No, but there are important psychological factors at work when choosing
and interpreting version numbers: do you go for ABC 0.9, XYZ 1.2 or PQR
7.1? What about the newly announced XYZ 2.0 - is that a safer choice
than its 1.x predecessor?
MY POINT was the developers of Rails JUST RECENTLY decided that it was
ready for general consumption compared to all the PREVIOUS Rails
releases.
That judgement call may be true, but they haven't exactly been reticent
about getting people to download and use it before now.
And NONE of these frameworks has been used to power anything along the
scale of what I work with on a daily basis.
I can believe that. Do you have any success stories to share?
And speaking from experience, autogenerated "Active Object Pattern"
frameworks dont' scale. And Rails is no exception.

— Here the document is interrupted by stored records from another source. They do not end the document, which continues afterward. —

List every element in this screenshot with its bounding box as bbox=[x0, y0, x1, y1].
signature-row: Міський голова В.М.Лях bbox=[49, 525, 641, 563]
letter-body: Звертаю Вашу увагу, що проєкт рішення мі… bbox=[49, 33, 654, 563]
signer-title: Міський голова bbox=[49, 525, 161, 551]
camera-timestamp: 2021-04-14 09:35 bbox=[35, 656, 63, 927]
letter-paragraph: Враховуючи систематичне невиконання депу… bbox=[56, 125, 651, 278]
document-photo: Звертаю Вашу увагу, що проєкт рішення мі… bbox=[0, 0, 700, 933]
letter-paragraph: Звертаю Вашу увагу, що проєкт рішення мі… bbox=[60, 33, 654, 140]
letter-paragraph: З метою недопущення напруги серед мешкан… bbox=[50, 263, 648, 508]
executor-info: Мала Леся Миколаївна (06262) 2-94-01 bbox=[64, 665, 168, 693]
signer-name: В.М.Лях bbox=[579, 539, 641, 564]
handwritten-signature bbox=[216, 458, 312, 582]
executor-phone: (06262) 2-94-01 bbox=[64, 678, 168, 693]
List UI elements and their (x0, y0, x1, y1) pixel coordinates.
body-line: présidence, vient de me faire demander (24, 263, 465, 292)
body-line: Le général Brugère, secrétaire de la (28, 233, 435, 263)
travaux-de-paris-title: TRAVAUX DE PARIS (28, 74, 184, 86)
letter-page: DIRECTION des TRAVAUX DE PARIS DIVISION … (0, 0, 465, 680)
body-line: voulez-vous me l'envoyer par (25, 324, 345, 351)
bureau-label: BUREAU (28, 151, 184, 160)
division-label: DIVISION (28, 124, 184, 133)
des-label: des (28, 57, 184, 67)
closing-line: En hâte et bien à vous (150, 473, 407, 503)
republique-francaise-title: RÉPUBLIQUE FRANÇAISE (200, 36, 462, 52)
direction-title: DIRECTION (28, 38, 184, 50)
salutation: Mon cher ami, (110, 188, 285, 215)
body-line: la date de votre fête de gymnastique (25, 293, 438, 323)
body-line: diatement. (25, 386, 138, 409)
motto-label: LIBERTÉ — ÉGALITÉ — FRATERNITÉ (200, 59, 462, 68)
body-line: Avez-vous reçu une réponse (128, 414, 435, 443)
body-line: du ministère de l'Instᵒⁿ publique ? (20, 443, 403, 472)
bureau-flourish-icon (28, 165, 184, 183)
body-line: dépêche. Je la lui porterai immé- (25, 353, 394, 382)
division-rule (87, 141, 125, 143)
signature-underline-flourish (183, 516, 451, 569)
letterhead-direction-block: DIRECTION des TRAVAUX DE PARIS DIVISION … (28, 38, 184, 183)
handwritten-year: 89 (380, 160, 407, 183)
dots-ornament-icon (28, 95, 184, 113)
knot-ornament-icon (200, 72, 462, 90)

It didn't work 10
years ago when all the ORM vendors were selling ridiculously price
"point and click" database application builders, what makes people
think it will now?
My feeling was that any object-relational mapper that (supposedly in
this case) dictates how you're supposed to design your database
automatically rules itself out over a vast territory of existing and
new applications. Having seen the EJB army march themselves into a
swamp, my feeling is that most such mappers seem to be an increasingly
complicated excuse not to learn SQL.

Paul

Sep 1 '06 #42

ke****************@sbcglobal.net wrote:
I was initially leaning towards Rails due to maturity,
but the most recent version of TurboGears seem to have
fixed a lot of the "ad hoc" feeling I got from previous
versions. But I'm still very much up in the air.

Thanks,
Ken
I've found that familiarity with Windows in the Ruby/Rails community is
less than in the Python/TG community. Ruby/Rails seems to have been
mainly *nix until fairly recently.

Sometimes the Windows version of a module or tutorial will lag
significantly. (ldap comes to mind.) Sometimes Windows-oriented
questions get pretty short shrift along the lines of: "Perish the
thought!" or "Why would you?" instead of serious treatment.

It's not a deal-breaker and neither community is perfect in this
respect. I now work mostly with Ruby/Rails, but I did Python/CherryPy
for quite a while, and that's my impression.